In a city as culturally saturated as New York, how will Manhattan’s new $500 million arts venue The Shed set itself apart? Scheduled to open this spring in the Hudson Yards at the upper end of the High Line, The Shed’s stated mission is to nurture artistic invention by commissioning, producing, and presenting new work across the performing arts, the visual arts, and pop culture. With a $75 million donation from former New York City mayor Michael Bloomberg and $45 million from real estate developer Frank McCourt, clearly the city’s establishment is betting that The Shed will succeed.

Even the building itself is designed to maximize innovation. Designed by Diller Scofidio + Renfro in collaboration with the Rockwell Group, the eight-level structure has a telescoping outer shell that can either retract over the base building or slide out along rails to incorporate the adjoining plaza, creating a 17,000-square-foot hall that allows for an expanded audience of up to 3,000. The flexible space was inspired by the Fun Palace, conceived in 1960 by British architect Cedric Price for London’s East End. The Fun Palace was a type of anti-museum in which audiences were not passive recipients of highbrow culture but could explore their own creativity by interacting with the presented content as well as the structure’s mobile walls, floors, and ceilings. Like the Fun Palace, The Shed can physically transform to support artists’ most ambitious projects.

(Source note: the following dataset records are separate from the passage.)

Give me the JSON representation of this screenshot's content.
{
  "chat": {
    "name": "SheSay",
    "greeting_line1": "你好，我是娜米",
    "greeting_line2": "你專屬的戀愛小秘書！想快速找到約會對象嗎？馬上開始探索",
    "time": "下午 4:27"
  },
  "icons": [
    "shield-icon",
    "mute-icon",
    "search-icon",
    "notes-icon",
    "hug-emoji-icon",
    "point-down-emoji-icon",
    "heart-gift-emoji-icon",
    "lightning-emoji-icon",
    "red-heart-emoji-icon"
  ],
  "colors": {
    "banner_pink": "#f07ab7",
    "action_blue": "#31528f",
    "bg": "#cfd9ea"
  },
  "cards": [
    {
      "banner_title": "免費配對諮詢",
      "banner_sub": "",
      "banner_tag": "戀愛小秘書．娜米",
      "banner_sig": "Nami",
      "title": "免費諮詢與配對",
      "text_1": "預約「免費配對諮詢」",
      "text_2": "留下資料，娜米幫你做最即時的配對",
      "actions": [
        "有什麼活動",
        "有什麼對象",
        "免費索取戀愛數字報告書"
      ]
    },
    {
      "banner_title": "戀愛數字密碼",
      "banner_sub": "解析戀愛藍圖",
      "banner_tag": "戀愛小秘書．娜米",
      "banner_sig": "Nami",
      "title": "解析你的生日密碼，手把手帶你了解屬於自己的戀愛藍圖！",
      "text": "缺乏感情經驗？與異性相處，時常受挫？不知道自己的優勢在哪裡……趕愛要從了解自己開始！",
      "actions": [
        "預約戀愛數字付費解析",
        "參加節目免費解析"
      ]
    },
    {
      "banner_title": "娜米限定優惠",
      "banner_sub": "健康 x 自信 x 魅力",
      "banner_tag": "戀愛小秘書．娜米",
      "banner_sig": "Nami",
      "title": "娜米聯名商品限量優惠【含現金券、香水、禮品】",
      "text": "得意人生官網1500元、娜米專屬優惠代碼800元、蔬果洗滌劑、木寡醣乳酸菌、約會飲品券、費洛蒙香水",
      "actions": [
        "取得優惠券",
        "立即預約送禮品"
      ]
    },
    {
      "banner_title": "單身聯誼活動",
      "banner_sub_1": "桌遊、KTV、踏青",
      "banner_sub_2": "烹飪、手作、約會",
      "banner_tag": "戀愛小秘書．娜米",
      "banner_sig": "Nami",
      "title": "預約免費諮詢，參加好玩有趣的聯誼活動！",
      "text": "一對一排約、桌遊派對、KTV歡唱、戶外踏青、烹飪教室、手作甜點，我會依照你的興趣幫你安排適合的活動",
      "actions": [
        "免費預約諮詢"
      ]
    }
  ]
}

A rendering of The Shed’s theater

The Shed’s CEO and artistic director is Alex Poots, formerly the artistic director of the Park Avenue Armory, where he staged productions such as Kenneth Branagh’s thrilling Macbeth, in which the Drill Hall metamorphosed into a mud-spattered battlefield. Prior to that, he was the founding director of the biennial Manchester International Festival, which under his watch became a major platform for showcasing groundbreaking new work in the UK and internationally. At his side as The Shed’s senior program adviser is Hans Ulrich Obrist, artistic director of the Serpentine Galleries in London, who regularly makes top-10 lists of the most influential figures in the art world. With this team at the helm, it’s no wonder expectations are running high.

Gallery space envisioned for the building

The star-studded inaugural season at The Shed obliterates the silos that separate artistic disciplines. Artist and filmmaker Steve McQueen opens the season with Soundtrack of America, a live production celebrating the impact of African American music on art and pop culture over the past 100 years, showcasing the talents of early-career musicians. The celebrated soprano Renée Fleming and actor Ben Whishaw perform poet Anne Carson’s Norma Jeane Baker of Troy, intertwining the lives of Marilyn Monroe and Helen of Troy. Björk stages Cornucopia, billed by The Shed as her most elaborate concert production to date, directed by Tony Award winner John Tiffany. And Reich Richter Pärt juxtaposes the works of Gerhard Richter with compositions by the Pulitzer Prize–winning minimalist composer Steve Reich and Estonian composer Arvo Pärt, whose unique musical language is partly inspired by Gregorian chant and classic vocal polyphony. Richter and Pärt previously collaborated on an installation at the Manchester International Festival in 2015, in which Richter’s blurred gray abstracts referencing Nazi concentration camps at Auschwitz-Birkenau were experienced through a veil of choral voices in the audience describing a visitation of the Virgin that ostensibly predicted the horrors of the Second World War. Perhaps most important of all, 52 emerging artists across all disciplines will develop and present their work at The Shed through its Open Call commissioning program.

The Shed’s synergistic approach might just electrify the cultural landscape, celebrating the totality of art in all its forms.